How much do I love Love? Let me count the ways.
Season Two of the Judd Apatow-produced Netflix rom-com dropped less than a month ago. A third season has already been ordered.
The 12 new episodes find our heroes, Mickey (Gillian Jacobs) and Gus (Paul Rust), right where we left them at the end of Season One. That is at night outside a gas station, with Mickey confessing that she is a sex, drug and booze addict. She declares straight up that she has enrolled in a program and that she’s swearing off men for a year.
They kiss, of course, and soon are in each other’s lives as much as ever. Love is irrational and random and just plain nuts and so is the series.
Mickey was the maddening one the first season, a hot mess and at times a truly unlikable character. In season two she meets you halfway, committing to her 12-step program, making better decisions, taking charge at work. She’s not perfect and has lapses — some more serious than others — but she’s changing for the better.
Gus, on the other hand, takes a step back. He’s whiny and annoying. He doesn’t know when to retreat, especially on a location shoot when he turns a surprise career opportunity into an uncomfortable disaster. He’s suddenly the socially awkward one on a night out with friends at a bar, turning off a friendly advance as quickly as he turns on his mobile device.
Still, generally, he’s still big-hearted Gus, seeing the best in others and open to life. Mickey knows it and needs it and keeps this door to a happy life open.
There’s a lovely episode in the middle of Season Two that shows the pair enjoying a sweet Ferris Bueller’s Day Off. It starts with taking Gus’ towel to the beach, standing in the sun on a bridge, basking in a rare, carefree day. It’s very Courtship of Eddie’s Father, reminiscent, if you’re familiar with that early ’70s sitcom, of the times Eddie and his dad would talk truths over scenes of the perfect play day.
This does not last or Season Two would be 20 minutes long, right? The danger here is that Mickey is way, way hotter than Gus. That always leads to trouble, especially when an old boyfriend starts dangling Facebook shots of a shared dog whose days appear to be numbered. Mickey tells Gus, heading out of town for three weeks, that she doesn’t do well with separation. She, at least, recognizes her short comings. Gus is in denial of his own limitations.
Several recurring characters really step up in Season Two. Chief among them is Iris Apatow as difficult child star Arya Hopkins, Gus’s strong-willed on-set teaching assignment. Don’t accuse Apatow senior here of nepotism; he could not have found anyone better for this role.

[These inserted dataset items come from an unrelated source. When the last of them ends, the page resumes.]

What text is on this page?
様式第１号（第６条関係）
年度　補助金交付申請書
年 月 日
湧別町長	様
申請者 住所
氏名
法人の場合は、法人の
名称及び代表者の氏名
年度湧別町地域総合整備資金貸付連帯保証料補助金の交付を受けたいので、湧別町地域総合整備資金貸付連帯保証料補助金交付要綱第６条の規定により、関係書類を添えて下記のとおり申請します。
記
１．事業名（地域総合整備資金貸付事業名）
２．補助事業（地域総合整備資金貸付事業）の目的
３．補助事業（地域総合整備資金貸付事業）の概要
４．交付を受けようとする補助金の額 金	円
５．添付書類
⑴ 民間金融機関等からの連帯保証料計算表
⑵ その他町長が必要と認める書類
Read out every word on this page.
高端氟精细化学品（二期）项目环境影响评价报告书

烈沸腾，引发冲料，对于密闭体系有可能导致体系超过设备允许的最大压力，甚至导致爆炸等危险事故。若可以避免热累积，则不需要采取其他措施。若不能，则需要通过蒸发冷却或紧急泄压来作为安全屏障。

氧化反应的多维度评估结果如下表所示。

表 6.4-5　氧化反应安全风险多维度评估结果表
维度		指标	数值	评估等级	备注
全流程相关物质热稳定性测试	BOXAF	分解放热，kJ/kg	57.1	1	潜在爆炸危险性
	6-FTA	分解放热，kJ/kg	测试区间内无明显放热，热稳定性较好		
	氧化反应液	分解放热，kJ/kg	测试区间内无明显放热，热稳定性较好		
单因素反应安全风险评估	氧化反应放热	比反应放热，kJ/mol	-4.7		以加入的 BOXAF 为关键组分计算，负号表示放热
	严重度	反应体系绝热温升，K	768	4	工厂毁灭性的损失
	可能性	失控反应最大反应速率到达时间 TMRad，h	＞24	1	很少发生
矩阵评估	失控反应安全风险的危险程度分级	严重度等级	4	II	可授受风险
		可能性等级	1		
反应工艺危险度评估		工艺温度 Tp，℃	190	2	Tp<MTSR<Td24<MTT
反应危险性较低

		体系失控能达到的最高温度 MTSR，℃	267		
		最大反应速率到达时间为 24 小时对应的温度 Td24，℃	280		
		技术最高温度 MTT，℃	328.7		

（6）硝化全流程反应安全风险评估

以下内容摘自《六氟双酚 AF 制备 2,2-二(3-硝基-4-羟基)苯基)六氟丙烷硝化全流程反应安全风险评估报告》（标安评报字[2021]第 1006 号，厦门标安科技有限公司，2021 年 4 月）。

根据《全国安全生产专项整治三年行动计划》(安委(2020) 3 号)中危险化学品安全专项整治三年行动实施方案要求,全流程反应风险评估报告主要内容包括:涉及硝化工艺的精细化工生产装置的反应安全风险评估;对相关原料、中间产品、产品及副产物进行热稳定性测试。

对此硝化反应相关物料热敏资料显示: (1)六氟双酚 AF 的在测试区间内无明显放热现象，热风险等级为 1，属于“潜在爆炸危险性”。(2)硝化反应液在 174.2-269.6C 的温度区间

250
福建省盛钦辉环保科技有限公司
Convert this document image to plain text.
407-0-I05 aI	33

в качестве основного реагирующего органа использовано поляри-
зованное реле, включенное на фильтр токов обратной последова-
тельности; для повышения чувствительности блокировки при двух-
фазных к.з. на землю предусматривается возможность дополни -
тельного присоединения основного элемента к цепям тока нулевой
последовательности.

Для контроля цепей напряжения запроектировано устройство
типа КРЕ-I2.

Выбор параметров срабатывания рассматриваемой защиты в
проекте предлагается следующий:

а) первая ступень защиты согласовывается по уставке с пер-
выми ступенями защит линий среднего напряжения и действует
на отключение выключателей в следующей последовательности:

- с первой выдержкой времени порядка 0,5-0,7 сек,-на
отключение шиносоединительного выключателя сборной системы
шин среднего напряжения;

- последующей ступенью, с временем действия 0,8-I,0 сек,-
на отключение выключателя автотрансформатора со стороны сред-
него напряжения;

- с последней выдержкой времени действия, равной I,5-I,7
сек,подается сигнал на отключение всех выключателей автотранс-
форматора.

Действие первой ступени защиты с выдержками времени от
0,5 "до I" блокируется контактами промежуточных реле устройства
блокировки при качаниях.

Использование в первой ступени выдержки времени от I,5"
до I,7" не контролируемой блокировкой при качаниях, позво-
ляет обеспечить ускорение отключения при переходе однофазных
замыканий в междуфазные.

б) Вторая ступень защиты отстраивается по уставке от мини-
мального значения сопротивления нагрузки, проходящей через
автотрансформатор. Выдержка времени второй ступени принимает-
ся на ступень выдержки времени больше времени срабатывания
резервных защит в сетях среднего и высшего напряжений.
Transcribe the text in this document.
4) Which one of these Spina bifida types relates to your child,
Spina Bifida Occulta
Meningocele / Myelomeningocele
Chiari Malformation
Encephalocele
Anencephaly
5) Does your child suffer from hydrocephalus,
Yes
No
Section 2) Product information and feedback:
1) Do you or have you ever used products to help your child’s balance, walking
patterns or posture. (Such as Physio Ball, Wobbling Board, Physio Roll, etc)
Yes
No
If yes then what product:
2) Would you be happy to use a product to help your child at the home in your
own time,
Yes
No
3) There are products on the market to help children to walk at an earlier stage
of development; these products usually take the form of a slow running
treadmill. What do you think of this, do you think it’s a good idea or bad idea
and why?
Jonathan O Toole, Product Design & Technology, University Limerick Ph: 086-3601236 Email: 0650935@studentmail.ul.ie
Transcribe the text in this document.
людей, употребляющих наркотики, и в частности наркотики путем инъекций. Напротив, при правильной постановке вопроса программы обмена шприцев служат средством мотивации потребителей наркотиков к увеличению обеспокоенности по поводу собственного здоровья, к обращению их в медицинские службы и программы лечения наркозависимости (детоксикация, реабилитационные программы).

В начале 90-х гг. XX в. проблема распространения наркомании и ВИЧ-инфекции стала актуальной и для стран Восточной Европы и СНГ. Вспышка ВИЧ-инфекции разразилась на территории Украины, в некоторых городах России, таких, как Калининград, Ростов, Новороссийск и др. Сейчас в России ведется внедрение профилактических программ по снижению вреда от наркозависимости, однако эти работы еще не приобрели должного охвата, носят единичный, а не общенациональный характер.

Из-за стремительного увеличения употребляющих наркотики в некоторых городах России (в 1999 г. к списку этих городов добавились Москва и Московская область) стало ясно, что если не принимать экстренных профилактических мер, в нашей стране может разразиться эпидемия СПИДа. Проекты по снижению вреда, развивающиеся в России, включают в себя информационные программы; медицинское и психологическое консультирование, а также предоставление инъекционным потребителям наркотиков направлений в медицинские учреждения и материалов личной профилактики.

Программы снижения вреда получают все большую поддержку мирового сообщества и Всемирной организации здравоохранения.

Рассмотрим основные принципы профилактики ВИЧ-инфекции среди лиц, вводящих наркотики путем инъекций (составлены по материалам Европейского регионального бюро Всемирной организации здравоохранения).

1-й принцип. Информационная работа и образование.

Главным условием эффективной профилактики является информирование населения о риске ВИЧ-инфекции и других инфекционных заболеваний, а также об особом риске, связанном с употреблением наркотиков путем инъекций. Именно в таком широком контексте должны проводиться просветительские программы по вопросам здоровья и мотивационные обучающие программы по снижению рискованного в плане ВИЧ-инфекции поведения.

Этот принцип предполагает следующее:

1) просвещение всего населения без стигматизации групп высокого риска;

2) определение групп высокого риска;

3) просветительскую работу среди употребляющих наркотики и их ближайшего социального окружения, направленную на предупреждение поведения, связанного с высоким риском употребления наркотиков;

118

David Spade plays Hopkins’ dirt-bag dad. He dials it back and delivers a saucy, well-rounded performance. Daniel Stern shows up for one episode as Mickey’s messed-up father and you watch and get why she is the way she is.
Claudia O’Doherty is just as irresistible as Mickey’s sweet, scatter-brained roommate Bertie Bauer. O’Doherty has a way of delivering a line that seems both knowing and guileless and disarms everybody in the room. You worry about her with Gus’ slacker pal Randy (Mike Mitchell) but that episode where Mickey takes the other three on a mushroom-fueled adventure is wonderfully trippy.
The series is based somewhat on Rust and co-creator Lesley Arfin’s own romantic backstory. Apatow weaves in plenty of friends and co-workers and helps cook up a very episodic stew. Running times can balloon close to 40 minutes, but in Season Two anyway, the characters and storytelling are both so rich you are happy to take every extra minute.
Various directors, including Mad Men alumni John Slattery and Joe Swanberg (Netflix’s Easy), helps give Love a variety of looks. Things slid into slapstick chase mode in the uneven Season Two finale, but the improv edginess also helped set up a suspenseful finish.
Finding a good comedy on TV or in cinemas is a challenge these days, especially in a field as played out as romantic comedy. Love, for me, is the answer. Jacobs and Rust are flawed and unlikely but that just seems to make them very real. You want to slap them about as often as you want to root for them. Watching Mickey and Gus and their posses dive straight into life’s most awkward situations is somehow both comforting and cathartic. It is one of the sweetest, most exhilarating thrills I have found on TV this year.